The new regulation includes provisions that affect many other aspects of the Medicare program as well. For further information, see CMS’s news release announcing the regulation and go here to see the regulation itself. As an interim final regulation with comment period, it will take effect as soon as it is published in the Federal Register and interested parties will have 60 days from the time of publication to submit written comments.

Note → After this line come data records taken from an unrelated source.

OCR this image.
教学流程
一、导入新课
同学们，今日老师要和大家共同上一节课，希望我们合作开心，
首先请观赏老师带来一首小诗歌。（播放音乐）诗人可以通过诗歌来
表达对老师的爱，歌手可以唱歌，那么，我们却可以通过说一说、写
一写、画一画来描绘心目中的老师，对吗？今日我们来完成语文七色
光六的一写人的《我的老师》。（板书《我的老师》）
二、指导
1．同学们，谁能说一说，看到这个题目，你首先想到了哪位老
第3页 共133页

- CMS has introduced a new national nursing home training program for frontline nursing home staff management. This training seeks to prepare frontline caregivers and management to be able to stop the spread of COVID-19 in nursing homes. The training is now available and focuses on topics such as infection control and prevention, appropriate screening of visitors, effective cohorting of residents, safe admission and transfer of residents, and the proper use of personal protective equipment. Learn more about the new program, including its various training modules, from this CMS news release. In addition, interested parties can go here to register for the training; here to register for webinars on the new program; and here for an assessment tool to identify individuals’ and facilities’ specific training needs.
- CMS has updated its document “Rural Crosswalk: CMS Flexibilities to Fight COVID-19,” a compendium of COVID-19-related provisions that CMS has issued and/or carried out during the public health emergency that affect rural health clinics (RHCs), federally qualified health centers (FQHCs), critical access hospitals (CAHs), rural acute-care prospective payment system (PPS) hospitals, and/or Medicare-certified skilled nursing facilities (SNFs).

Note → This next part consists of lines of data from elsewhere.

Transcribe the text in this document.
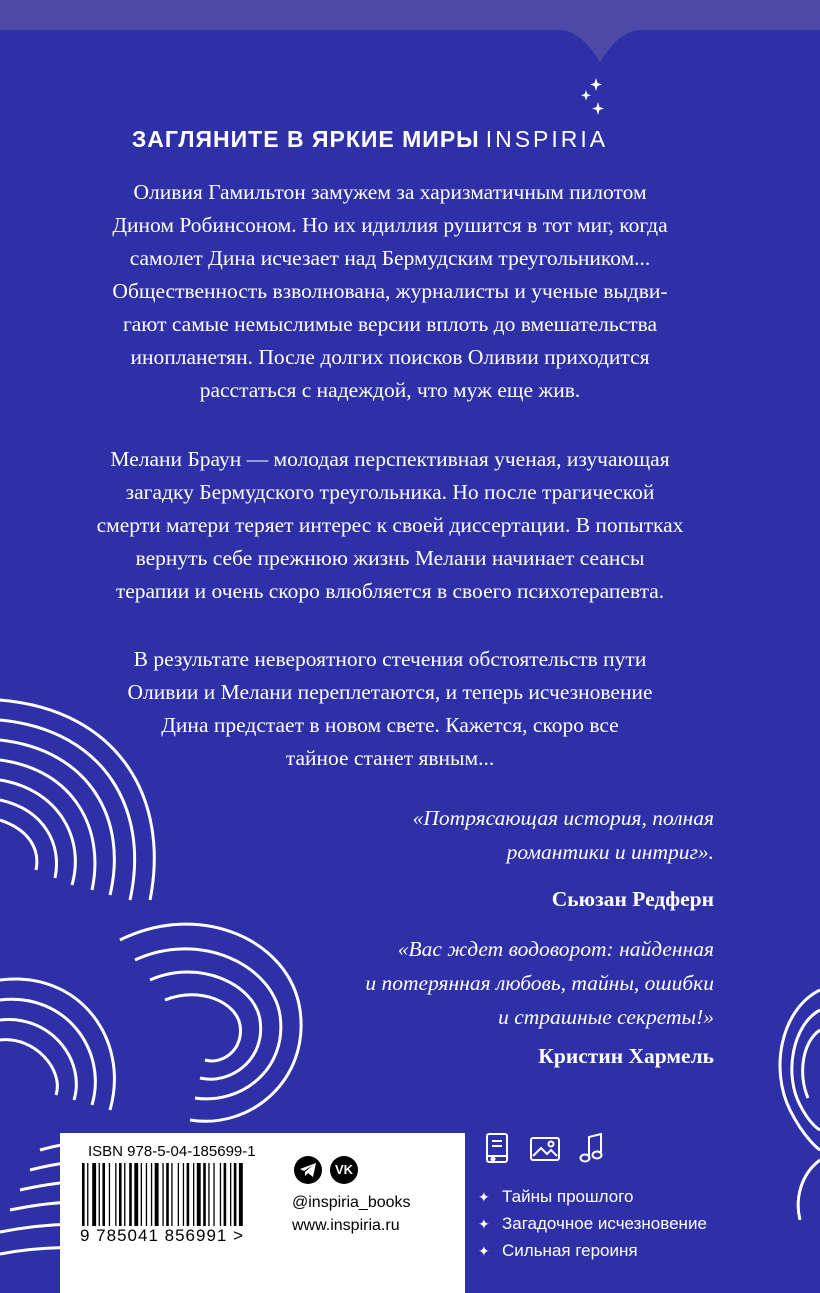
ЗАГЛЯНИТЕ В ЯРКИЕ МИРЫ INSPIRIA
Оливия Гамильтон замужем за харизматичным пилотом
Дином Робинсоном. Но их идиллия рушится в тот миг, когда
самолет Дина исчезает над Бермудским треугольником...
Общественность взволнована, журналисты и ученые выдви-
гают самые немыслимые версии вплоть до вмешательства
инопланетян. После долгих поисков Оливии приходится
расстаться с надеждой, что муж еще жив.
Мелани Браун — молодая перспективная ученая, изучающая
загадку Бермудского треугольника. Но после трагической
смерти матери теряет интерес к своей диссертации. В попытках
вернуть себе прежнюю жизнь Мелани начинает сеансы
терапии и очень скоро влюбляется в своего психотерапевта.
В результате невероятного стечения обстоятельств пути
Оливии и Мелани переплетаются, и теперь исчезновение
Дина предстает в новом свете. Кажется, скоро все
тайное станет явным...
«Потрясающая история, полная
романтики и интриг».
Сьюзан Редферн
«Вас ждет водоворот: найденная
и потерянная любовь, тайны, ошибки
и страшные секреты!»
Кристин Хармель
ISBN 978-5-04-185699-1
9 785041 856991 >
VK
@inspiria_books
www.inspiria.ru

✦ Тайны прошлого
✦ Загадочное исчезновение
✦ Сильная героиня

Department of Health and Human Services
- HHS will distribute 1.5 million N95 respirators from the Strategic National Stockpile to selected nursing homes that recently reported having enough supplies for only zero to three days of operations. These respirators are meant to supplement existing supplies and will provide a seven-day supply for each recipient facility. Learn more from this HHS news release.
- HHS’s Office of the Inspector General has updated its schedule of audits, evaluations, and inspections involving COVID-19 (and other subjects) that are planned or already under way.
Department of Health and Human Services/Assistant Secretary for Preparedness and Response
- HHS’s Assistant Secretary for Preparedness and Response has published two new documents designed to help with pandemic response.
- “Lessons Learned” is a collection of resources for health care providers and stakeholders addressing the COVID-19 pandemic.
- “Healthcare Coalition Infectious Disease Surge Annex Template” is a guide to improving capacity to manage a small number of patients with high-consequence pathogens or a large number of patients during a major epidemic or pandemic such as COVID-19.
- The Assistant Secretary for Preparedness and Response will hold a webinar on the effect of the COVID-19 pandemic on children. Go here for information on the September 30 webinar “Hidden Consequences: How the COVID Pandemic is Impacting Children.”
Food and Drug Administration
- The FDA has approved an abbreviated new drug application for albuterol sulfate inhalation aerosol 90 mcg (base)/actuation. Albuterol is used in the treatment of COVID-19 patients and has periodically been in short supply during the pandemic.
Small Business Administration
- The Small Business Administration has published an interim final rule detailing how Paycheck Protection Program borrowers may appeal certain types of loan review decisions. The interim final rule, found here, takes effect immediately, with stakeholder comments due within 30 days.